Multi-objective constructal design for quadrilateral heat generation body based on thermal-entransy theory and NSGA-II

Abstract

Based on thermal-entransy theory, the multi-objective constructal design of quadrilateral heat generation body (HGB) with similar shapes of leaves is studied further. The relationship between the aspect ratio of quadrilateral HGB and average temperature difference based on thermal-entransy dissipation is compared with that between the aspect ratio of quadrilateral HGB and the maximum temperature difference (MTD). The relationship between a composite function, consisting of linear weighting sum of the average temperature difference and MTD, and aspect ratio is obtained, and the optimal aspect ratios under minimum composite function with different weighting coefficients are obtained.
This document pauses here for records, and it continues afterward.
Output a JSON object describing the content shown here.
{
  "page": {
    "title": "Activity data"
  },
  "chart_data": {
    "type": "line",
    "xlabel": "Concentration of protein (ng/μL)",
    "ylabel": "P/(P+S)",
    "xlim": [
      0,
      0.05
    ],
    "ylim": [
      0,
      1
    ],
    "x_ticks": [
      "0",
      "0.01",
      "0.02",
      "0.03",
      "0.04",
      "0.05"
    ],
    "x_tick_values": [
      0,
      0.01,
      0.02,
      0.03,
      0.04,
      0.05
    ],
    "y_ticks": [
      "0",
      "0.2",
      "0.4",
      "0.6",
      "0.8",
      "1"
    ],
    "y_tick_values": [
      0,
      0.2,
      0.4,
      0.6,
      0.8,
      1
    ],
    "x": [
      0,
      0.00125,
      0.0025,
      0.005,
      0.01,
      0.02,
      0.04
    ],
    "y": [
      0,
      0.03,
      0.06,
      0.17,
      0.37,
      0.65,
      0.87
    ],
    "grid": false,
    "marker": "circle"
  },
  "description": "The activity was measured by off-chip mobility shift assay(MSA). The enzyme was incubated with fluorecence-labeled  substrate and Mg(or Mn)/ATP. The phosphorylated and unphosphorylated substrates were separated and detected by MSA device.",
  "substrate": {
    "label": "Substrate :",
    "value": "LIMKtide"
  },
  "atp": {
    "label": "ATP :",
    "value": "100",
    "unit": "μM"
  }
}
Using the NSGA-II algorithm, the Pareto frontier containing a series of compromise results of average temperature difference and MTD is obtained, and optimization results are compared using the deviation index. There is no aspect ratio to make both MTD and average temperature difference reach the minimum, and the optimal aspect ratio under the minimum MTD is smaller than that under the minimum average temperature difference. The optimal aspect ratio is obtained by making the composite function reach the minimum, and the optimal aspect ratios obtained by minimizing the composite function with different weighting coefficients are different. Compared with the construct of the initial design, the value of the composite function with optimal construct decreases by 1.9%, and the aspect ratio of the quadrilateral HGB decreases by 9.1%. The average temperature difference with the optimal construct increases by 2.1%, and the MTD with the optimal construct decreases by 5.6%. The deviation index under multi-objective optimization is smaller than that under single-objective optimization, and the obtained construct has better comprehensive thermal conductivity. Compared with TOPSIS and LINMAP decision-making methods, the average temperature difference with composite function optimization increases by 0.55% and 0.62% respectively, but the MTD with composite function optimization decreases by 0.84% and 0.96%.